迷う事無く火口に降りて行くアルドガルズを眺めて、火口と周囲の山々を見比べる。
「なんでこの高さで此処だけ地面が白くなってないんだ? まさか、噴火前の活火山じゃあるまいな」
俺が不審感を抱きながらそう呟き、アルドガルズの後に続くと、アルドガルズは地上で尾を振りながら待っていた。
「さぁ、やろうではないか」
「いや、おい。何で此処だけこんなに暖かいんだよ。変だろ」
俺がそう口にすると、アルドガルズは頷いた。
「この山は生きている。この氷の世界で尚生き続ける強い山だ」
アルドガルズは訳知り顔でそう口にしたが、俺は顔を顰めて地面に目を向ける。
地面がやけに暖かいのだ。それに所々で煙まで上がっているところもある。最早、嫌な予感しかしない。
「……最近地震とかあったか? 地面が揺れるやつ」
「うむ、ここ一カ月ほど頻繁に揺れている」
「駄目じゃねぇか」
俺がそう返答すると、アルドガルズは頷いた。
「そうか、山が火を吐く事を心配しているのだな。安心するが良い。この山は我々が此の地に来て一度も火を吐いていない」
「……活火山なのに何千年も噴火しないとかあるのか? いや、噴火の周期なんぞ知らんから判断つかんが……」
アルドガルズの答えた内容に俺が頭を捻っていると、アルドガルズが上半身を持ち上げて吠えた。

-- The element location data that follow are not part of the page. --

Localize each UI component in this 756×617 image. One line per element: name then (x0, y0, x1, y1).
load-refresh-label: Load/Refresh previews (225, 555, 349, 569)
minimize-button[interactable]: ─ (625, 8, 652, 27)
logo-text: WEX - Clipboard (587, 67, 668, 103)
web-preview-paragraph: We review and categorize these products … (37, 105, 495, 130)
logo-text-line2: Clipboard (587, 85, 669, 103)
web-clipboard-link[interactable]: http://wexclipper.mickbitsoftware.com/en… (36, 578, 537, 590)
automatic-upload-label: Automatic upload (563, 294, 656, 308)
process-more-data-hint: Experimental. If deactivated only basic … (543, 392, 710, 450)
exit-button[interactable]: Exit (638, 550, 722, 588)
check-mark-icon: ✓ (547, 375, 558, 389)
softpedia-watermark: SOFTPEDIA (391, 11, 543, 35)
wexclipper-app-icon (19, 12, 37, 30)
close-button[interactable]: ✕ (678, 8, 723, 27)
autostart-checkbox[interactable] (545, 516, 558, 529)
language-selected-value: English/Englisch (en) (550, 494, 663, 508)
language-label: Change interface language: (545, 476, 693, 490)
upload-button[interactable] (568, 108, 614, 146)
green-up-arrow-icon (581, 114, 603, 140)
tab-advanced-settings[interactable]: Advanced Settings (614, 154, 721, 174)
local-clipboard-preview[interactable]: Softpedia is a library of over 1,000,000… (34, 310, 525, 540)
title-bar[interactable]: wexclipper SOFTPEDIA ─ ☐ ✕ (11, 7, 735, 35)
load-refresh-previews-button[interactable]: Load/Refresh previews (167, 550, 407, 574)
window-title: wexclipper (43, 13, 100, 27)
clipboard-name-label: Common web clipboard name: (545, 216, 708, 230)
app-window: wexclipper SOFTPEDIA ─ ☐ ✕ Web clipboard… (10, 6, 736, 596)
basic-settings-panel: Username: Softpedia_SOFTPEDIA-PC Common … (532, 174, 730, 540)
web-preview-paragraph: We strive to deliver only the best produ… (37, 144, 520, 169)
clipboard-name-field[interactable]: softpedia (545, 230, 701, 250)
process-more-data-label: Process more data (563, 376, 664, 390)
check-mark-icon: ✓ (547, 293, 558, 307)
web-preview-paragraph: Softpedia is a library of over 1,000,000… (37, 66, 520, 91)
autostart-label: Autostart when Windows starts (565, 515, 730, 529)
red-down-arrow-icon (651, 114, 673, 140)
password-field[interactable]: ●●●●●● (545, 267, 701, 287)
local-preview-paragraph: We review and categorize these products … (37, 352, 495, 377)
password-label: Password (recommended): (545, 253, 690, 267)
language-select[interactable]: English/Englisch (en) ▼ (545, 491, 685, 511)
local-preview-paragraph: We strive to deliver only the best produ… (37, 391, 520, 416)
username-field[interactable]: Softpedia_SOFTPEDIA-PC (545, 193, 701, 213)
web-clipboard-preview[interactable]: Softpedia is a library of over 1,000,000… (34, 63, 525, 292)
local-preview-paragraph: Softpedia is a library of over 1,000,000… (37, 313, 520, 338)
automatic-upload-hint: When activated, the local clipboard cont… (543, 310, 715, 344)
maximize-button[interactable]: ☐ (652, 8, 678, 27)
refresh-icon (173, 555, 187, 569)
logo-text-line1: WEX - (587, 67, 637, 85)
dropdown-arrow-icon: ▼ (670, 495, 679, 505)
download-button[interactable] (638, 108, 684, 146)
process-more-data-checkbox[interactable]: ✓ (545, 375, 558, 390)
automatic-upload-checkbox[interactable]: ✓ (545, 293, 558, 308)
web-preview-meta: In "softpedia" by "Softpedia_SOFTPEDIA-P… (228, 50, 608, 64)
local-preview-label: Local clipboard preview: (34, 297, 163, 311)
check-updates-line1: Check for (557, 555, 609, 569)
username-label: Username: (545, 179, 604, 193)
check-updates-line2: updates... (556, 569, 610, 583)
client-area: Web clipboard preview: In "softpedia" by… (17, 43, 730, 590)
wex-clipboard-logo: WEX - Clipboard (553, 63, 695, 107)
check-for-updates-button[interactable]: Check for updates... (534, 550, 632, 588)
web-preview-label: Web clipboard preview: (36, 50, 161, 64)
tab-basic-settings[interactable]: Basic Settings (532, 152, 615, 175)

「さぁ、やるぞ。我は久しく全力で戦っていない。悪いが、思い切りやらせてもらう」
アルドガルズはそう宣言して翼を開閉させる。見れば、尾がゆったりと左右に揺れていた。
「……犬みたいだな、聖竜王」
俺は苦笑しながらそう呟くと、剣を構える。
「仕方ない! さっさと終わらせて避難するぞ!」
俺は自分でも良く分からない台詞で気合いを入れた。